Starting the fernace wile under construction voids the furnace warenty


----------



## harvey randall (Nov 23, 2010)

*bubbles*

if its between voiding the warentee and my family eating, guess who wins ? and if anyone ever asked, i always said the same thing: obviously a crazy person-jeeze.


----------



## moore (Dec 2, 2010)

Drywall_King said:


> Starting the fernace wile under construction voids the furnace warenty


 But It's ok for the tape coat to freeze? 

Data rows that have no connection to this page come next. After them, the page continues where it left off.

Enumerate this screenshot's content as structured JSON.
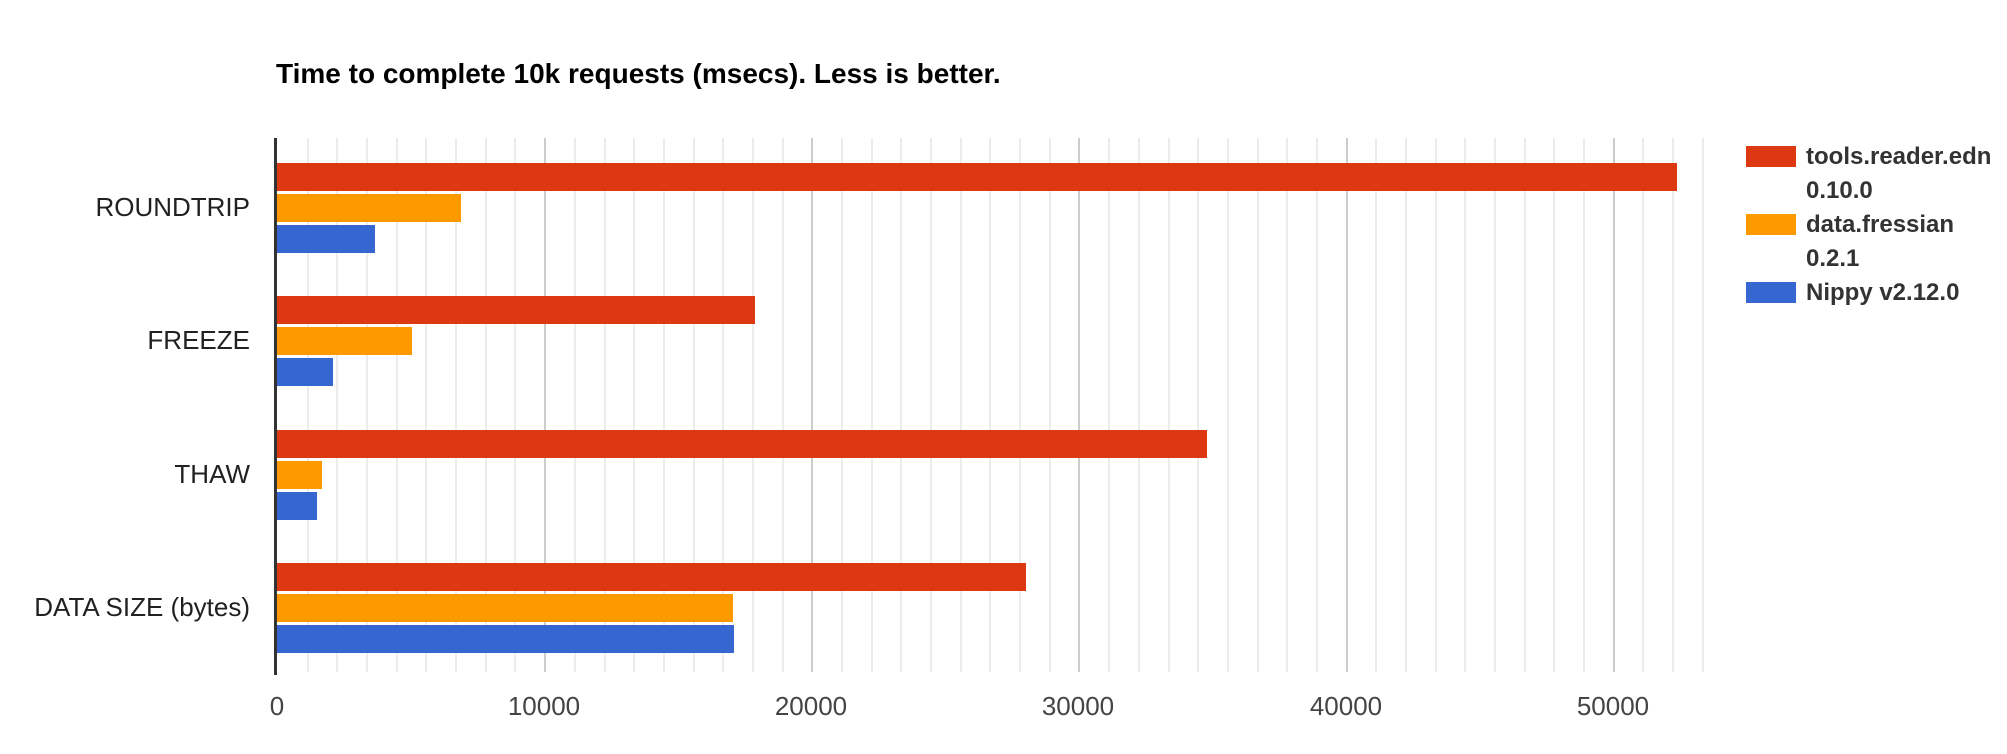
{
  "title": "Time to complete 10k requests (msecs). Less is better.",
  "chart_data": {
    "type": "bar",
    "orientation": "horizontal",
    "title": "Time to complete 10k requests (msecs). Less is better.",
    "categories": [
      "ROUNDTRIP",
      "FREEZE",
      "THAW",
      "DATA SIZE (bytes)"
    ],
    "series": [
      {
        "name": "tools.reader.edn 0.10.0",
        "label_lines": [
          "tools.reader.edn",
          "0.10.0"
        ],
        "color": "#DC3912",
        "values": [
          52400,
          17900,
          34800,
          28050
        ]
      },
      {
        "name": "data.fressian 0.2.1",
        "label_lines": [
          "data.fressian",
          "0.2.1"
        ],
        "color": "#FF9900",
        "values": [
          6900,
          5050,
          1700,
          17050
        ]
      },
      {
        "name": "Nippy v2.12.0",
        "label_lines": [
          "Nippy v2.12.0"
        ],
        "color": "#3667D1",
        "values": [
          3650,
          2100,
          1500,
          17100
        ]
      }
    ],
    "x_axis": {
      "min": 0,
      "max": 54500,
      "major_step": 10000,
      "minors_per_major": 9,
      "tick_labels": [
        "0",
        "10000",
        "20000",
        "30000",
        "40000",
        "50000"
      ]
    },
    "grid": true,
    "legend_position": "right"
  },
  "colors": {
    "background": "#FFFFFF",
    "baseline": "#333333",
    "major_gridline": "#CCCCCC",
    "minor_gridline": "#ECECEC",
    "title_text": "#000000",
    "category_label": "#212121",
    "tick_label": "#444444",
    "legend_text": "#333333"
  }
}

Is this why you moved to Oz Drywall King? :jester:


----------



## moore (Dec 2, 2010)

warranty


----------



## Tim0282 (Jan 8, 2008)

They are flat out telling a lie about the drywall voiding the warranty on the furnace. That is insane! There are furnace filters that will not allow any dust to enter their precious furnace.


----------



## moore (Dec 2, 2010)

Cut the furnace off during hanging and sanding? :blink:


----------



## Tim0282 (Jan 8, 2008)

moore said:


> Cut the furnace off during hanging and sanding? :blink:


Yep!


----------



## 2buckcanuck (Jul 9, 2010)

actually what Drywall king says is true:blink:

we take our heat up here in the great white north seriously:yes:

Commercial sites it's worse. On shacks, half the time the gas line is not connected, but if it is.......

It's about 50 - 50 if the builders will use the furnace. Some state the issue of the warranty, others say F them. Most use electric heaters, which must be installed by a qualified sparky. But as the price of hydro (electricity) in our wind turbine promoting province keeps going up, I can see all of them soon saying "F" the warranty.

We have lots of rules here in Commie Canada:blink:


----------